Gegründet hat sich die Waldinitiative 2021 im Berliner Norden. Dort, im Forst Tegel, waren die Berliner Forsten besonders rabiat vorgegangen. „Die haben Kiefernbestände gefällt, unter denen schon ein zehn Meter hoher Unterbau von Laubbäumen gewesen ist“, kann sich Scheytt noch heute ärgern. „Doch das Mischwaldprogramm nahm auf solche Flächen keine Rücksicht.“

Auch der BUND hat immer wieder die Kritik vorgebracht, dass es bei diesem Programm weniger um einen an den jeweiligen Standort angepassten Waldumbau ging, sondern darum, eine möglichst große Zahl an Jungbäumen zu pflanzen.

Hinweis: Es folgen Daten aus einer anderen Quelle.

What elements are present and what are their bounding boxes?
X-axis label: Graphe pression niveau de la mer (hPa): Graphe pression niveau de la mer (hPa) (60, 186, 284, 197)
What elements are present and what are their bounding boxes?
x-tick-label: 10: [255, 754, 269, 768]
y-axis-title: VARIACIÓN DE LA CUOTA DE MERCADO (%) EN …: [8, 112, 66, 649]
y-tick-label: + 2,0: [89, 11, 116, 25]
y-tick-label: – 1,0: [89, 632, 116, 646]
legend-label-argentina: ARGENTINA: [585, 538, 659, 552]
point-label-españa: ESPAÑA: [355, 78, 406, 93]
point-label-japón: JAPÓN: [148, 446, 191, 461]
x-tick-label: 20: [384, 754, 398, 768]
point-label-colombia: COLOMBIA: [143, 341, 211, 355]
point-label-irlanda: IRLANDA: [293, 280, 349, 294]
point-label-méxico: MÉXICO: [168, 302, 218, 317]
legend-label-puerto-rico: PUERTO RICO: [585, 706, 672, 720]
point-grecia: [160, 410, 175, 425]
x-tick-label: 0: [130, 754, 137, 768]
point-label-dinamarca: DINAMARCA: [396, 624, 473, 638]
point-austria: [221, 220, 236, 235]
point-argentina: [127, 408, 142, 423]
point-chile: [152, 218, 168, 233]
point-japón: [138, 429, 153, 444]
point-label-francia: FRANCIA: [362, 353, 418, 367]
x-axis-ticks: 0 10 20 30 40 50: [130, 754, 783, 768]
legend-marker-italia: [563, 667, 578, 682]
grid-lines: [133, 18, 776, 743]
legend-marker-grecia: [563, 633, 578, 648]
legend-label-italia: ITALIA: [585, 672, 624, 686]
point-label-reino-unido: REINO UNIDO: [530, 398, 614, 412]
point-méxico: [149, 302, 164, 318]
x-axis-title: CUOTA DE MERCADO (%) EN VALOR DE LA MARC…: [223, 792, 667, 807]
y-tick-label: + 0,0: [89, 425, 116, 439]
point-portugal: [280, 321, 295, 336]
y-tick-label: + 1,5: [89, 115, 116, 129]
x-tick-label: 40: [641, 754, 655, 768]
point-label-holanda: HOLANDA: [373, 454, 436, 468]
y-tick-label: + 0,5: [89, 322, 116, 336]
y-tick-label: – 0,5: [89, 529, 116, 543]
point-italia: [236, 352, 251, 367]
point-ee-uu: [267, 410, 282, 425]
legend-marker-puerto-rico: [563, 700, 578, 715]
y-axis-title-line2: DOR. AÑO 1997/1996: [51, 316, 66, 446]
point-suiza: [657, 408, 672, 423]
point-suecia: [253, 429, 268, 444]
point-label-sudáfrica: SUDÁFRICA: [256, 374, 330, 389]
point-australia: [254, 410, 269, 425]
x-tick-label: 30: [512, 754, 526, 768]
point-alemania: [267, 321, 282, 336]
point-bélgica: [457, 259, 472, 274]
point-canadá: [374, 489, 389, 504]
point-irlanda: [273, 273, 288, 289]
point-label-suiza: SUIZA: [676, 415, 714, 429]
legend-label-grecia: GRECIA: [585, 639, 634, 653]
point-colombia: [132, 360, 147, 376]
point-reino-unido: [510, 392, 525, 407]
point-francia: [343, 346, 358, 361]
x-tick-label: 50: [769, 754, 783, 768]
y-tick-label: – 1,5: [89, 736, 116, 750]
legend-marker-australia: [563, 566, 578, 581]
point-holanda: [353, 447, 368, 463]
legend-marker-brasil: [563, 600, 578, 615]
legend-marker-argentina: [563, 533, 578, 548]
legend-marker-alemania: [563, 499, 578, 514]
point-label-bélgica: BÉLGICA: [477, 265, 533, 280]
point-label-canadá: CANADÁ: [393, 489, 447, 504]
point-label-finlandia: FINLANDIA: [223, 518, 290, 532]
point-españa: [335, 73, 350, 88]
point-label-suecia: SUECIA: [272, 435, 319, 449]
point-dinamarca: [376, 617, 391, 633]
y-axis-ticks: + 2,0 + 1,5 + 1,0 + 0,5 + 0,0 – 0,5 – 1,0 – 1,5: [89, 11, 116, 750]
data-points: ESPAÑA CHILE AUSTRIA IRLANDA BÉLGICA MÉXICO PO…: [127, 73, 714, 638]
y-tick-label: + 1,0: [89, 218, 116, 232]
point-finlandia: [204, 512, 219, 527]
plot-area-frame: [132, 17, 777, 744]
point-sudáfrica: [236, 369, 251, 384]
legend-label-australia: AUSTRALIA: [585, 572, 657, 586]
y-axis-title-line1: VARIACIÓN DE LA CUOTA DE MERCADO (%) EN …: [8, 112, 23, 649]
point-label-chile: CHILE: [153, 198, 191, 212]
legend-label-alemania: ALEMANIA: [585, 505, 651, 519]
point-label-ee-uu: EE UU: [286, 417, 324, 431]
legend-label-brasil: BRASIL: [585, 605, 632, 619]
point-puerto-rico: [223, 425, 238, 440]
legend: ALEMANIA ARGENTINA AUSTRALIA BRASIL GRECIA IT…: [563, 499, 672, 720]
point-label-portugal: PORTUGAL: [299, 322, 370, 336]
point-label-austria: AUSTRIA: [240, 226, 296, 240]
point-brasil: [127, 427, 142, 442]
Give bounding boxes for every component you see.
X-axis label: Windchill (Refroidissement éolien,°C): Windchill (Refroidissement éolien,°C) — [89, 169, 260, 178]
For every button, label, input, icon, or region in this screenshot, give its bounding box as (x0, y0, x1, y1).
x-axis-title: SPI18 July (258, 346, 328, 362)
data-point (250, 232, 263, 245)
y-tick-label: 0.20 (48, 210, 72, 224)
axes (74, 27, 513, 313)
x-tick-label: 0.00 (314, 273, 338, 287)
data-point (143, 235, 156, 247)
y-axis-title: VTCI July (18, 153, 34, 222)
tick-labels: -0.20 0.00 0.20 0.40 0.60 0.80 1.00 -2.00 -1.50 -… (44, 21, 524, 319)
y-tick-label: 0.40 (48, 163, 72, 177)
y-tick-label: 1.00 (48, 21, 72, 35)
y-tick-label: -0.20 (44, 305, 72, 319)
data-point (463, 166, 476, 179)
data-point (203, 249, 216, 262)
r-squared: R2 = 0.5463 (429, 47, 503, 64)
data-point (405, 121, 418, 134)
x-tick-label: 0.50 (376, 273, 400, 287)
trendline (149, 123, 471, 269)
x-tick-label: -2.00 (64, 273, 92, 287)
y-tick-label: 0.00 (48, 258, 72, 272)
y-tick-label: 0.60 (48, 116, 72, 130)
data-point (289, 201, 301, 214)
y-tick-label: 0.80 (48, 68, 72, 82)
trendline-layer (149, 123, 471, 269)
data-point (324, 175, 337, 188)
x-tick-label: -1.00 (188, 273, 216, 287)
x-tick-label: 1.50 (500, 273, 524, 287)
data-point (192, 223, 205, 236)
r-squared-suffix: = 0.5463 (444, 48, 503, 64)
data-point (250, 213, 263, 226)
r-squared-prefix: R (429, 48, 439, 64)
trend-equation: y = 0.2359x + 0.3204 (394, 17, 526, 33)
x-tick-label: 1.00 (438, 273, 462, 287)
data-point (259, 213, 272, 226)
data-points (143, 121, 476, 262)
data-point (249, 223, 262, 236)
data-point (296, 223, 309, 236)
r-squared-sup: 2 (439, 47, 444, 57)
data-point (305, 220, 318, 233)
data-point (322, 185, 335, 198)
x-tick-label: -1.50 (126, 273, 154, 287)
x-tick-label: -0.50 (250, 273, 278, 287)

Paul Scheytt von der Waldinitiative formuliert es so: „Offenbar geht der Waldumbau auch mit Naturverjüngung, also ohne die Pflanzung von neuen Bäumen.“ Zum Treffen mit der taz haben Scheytt und seine Mitstreiter sogar Fotos von Flächen mitgebracht, auf denen das Kronendach stark gelichtet wurde – ohne dass die Jungbäume hochgekommen wären.

„Wenn man das Kronendach zu zehn Prozent auflichtet, wird es am Boden ein Grad wärmer“, rechnet Scheytt vor. „Wenn man die Hälfte der Kiefern rausnimmt oder sogar zwei Drittel, wird es 5 oder 7 Grad wärmer.“

Gutes Licht, schlechter Schatten: Diese Rechnung geht mit zunehmender Hitze nicht mehr auf. Das hat nun auch die Senatsverwaltung für Umwelt erkannt. „Es erfolgt in den Berliner Wäldern keine weitere Öffnung des Kronendachs“, heißt es in einem Schreiben von Staatssekretärin Behrendt an die Berliner Forsten. So wird also auch der Waldumbau überschattet vom Klimawandel.

Ein Kasten soll es richten

Im Stiftswald von Neuzelle spielt Naturverjüngung ebenfalls eine große Rolle. Doch was tun, wenn die Kiefern so dominant sind, dass weit und breit kein Samenbaum zu finden ist, der die nötigen Eicheln und Bucheckern bereit hält? Anders als bei anderen Laubbäumen ist der Radius der Naturverjüngung vor allem bei Eichen begrenzt. „Die Eicheln fallen vom Baum, dort keimen dann auch die jungen Eichen“, sagt Boris Schnittker. „Schon einige Meter weiter ist dann theoretisch Schluss.“

Jedes Jahr 1,2 Millionen Eicheln ausbringen kann Boris Schnittker nicht. Damit auch in den Kiefernforsten der Stiftung irgendwann die Eichen übernehmen, machen sich die Forstleute das Vorratsmanagement eines Vogels zu Nutze: Schnittkers Leute haben entlang der Kiefernforste in regelmäßigen Abständen so genannte Häherkästen platziert.

Wo Ahorne dank ihrer geflügelten Samen noch mehrere hundert Meter vom Mutterbaum entfernt keimen können, müssen bei den schweren Eichensamen andere den Job machen. Also werden sie in die Kästen gelegt, wo Eichelhäher sie sich schnappen und dann verbuddeln. Weil die Häher etwas vergesslich sind, wissen sie am Ende nicht mehr so genau, wo überall die schmackhafte Nahrung versteckt ist. So tragen also nicht nur die Bäume selbst zum Waldumbau bei oder der Mensch, der ihnen nachhilft, sondern auch ein etwas tüddeliger Waldvogel.

Allerdings kann es immer noch sein, dass dort, wo der Eichelhäher seine Beute versteckt, zu viel Licht ist. Oder zu viel Schatten. Dann gewinnen vielleicht andere das Wettrennen.